Under the trees, among the rocks, a thatched hut;
verses and sacred commentaries live there together.
I'll burn the books I carry in my bag,
but how can I forget the verses written in my gut?

Attention Preparation Beginning

Introduction, Preparation, Beginning from Yin&Yang on Vimeo.
D.T. Suzuki when I was studying with him, said the ego has the capacity to cut itself off from experience - whether it comes through the senses or through dreams - and it can also flow with the experience. It has that capacity.
In other words we can change our minds, so that rather than concentrating on our selves in self-consciousness, we can become attentive to environment-outside like today, or be, so to speak, zero in the contemplative setting.
I thought that instead of taking the conventional discipline of sitting cross-legged that I would take this other way. If I approach the world of relativity free of my likes and dislikes, so that when something happens that I don't like, instead of continuing to say I don't like, I ask myself why don't I like it? then here is a clear possibility of changing my mind.
I proceed from one composition to another in a similar way.And then you can take all kinds of things as guides. In other words, you can become an observer of your work and the effect of your work both on yourself and to a lesser extent on other people.
John Cage

Monday, 2 November 2009

Vision in Relaxation

Shaman, salespeople, hypnotists even tai chi practitioners know the fastest way to positively influence the mind is to start with the body. We start with the body because it requires less effort to make a physical change than to change your state of mind. For example most people can't change from tense to relaxed through mental effort alone.But you can easily produce a more relaxed state by making a physical change - such as going for a walk, practicing some tai chi, or by having someone massage your shoulders.
Here is one of my favourite "instant relax exercises " that can be done anywhere for an immediate calm.

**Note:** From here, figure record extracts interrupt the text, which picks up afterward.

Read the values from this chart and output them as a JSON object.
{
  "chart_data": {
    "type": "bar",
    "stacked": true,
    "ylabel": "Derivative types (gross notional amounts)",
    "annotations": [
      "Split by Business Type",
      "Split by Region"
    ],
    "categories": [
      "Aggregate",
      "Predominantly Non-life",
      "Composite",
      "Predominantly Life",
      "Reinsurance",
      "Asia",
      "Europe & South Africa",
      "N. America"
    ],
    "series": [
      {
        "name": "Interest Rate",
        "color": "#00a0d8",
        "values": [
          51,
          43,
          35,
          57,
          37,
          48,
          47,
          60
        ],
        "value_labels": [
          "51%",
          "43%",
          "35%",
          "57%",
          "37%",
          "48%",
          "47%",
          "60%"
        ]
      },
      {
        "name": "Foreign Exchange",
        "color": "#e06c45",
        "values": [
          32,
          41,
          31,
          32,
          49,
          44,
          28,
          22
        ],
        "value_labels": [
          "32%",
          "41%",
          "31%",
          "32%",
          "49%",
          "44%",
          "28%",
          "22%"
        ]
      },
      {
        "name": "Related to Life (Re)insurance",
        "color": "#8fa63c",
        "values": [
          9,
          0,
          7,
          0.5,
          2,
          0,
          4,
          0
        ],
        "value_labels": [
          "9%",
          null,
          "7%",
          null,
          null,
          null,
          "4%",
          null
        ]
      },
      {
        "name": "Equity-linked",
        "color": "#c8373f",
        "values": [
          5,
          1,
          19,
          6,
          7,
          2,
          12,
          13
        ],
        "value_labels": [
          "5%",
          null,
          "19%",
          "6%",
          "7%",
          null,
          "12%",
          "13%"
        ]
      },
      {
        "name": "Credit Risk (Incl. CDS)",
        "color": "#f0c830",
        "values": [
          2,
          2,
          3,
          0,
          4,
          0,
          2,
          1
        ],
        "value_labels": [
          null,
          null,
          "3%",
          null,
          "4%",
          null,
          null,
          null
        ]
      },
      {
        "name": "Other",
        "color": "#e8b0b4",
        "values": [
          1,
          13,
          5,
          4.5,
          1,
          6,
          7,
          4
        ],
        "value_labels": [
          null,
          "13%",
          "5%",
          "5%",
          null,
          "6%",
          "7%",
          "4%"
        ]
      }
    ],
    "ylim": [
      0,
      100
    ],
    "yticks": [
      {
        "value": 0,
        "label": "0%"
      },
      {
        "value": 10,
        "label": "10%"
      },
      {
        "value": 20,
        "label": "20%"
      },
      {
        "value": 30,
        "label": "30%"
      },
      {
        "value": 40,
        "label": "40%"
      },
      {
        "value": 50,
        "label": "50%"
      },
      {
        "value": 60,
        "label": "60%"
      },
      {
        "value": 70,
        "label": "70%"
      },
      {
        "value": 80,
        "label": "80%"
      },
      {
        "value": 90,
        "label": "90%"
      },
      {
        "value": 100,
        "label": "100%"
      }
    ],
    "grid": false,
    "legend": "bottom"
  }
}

Fix your gaze on something directly ahead of you without changing your focus in any way. Allow your peripheral vision to widen.
Without moving your eyes, gradually expand your vision so you can take in more and more of the space around you.
If it feels comfortable, you can take it further; just relax and allow your vision to widen...until you can sense not only the things beside you, but behind you as well.
Now you have a 'visual sense' of being centered and relaxed.

Vision in Learning

Often we pay so much attention to learning the physical postures and applications in T'ai Chi that we forget about how we learn. We learn best by using our whole bodies.

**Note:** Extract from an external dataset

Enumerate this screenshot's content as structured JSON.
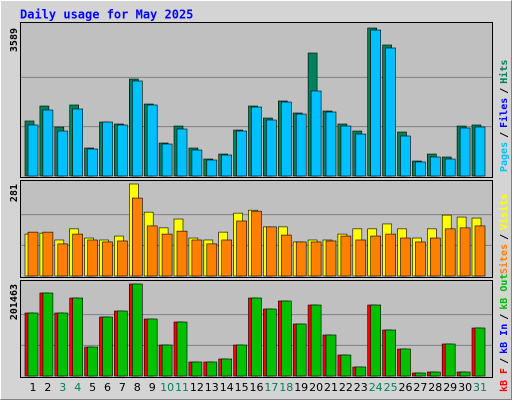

I find that when I am trying to figure things out, like a new posture, my focus can become narrow. This is what most of us were taught in school; paying close attention meant shutting down our awareness into a narrow, concentrated point. This is useful in some cases, like solving a maths problem, but counterproductive when learning T'ai Chi. When I catch myself in 'narrow focus' , I soften and widen my vision.

When our vision de-converges our plain of focus remains the same but our view widens. Even without moving our eyes we take in more visual information around us. This peripheral vision produces a much different type of understanding, one that is broad and holistic and very conducive to learning.

This is not to say that narrow, or converged, vision is not useful in T'ai Chi. When we want to analyse and perfect a posture or when we want to express energy in an application, narrow focused vision is best. For example , the energy delivered in an application can be greatly increased by using our eyes .

Beginners often look down as they yield and this dissipates their energy into the ground . By simply lifting their gaze, the application becomes 100% more effective.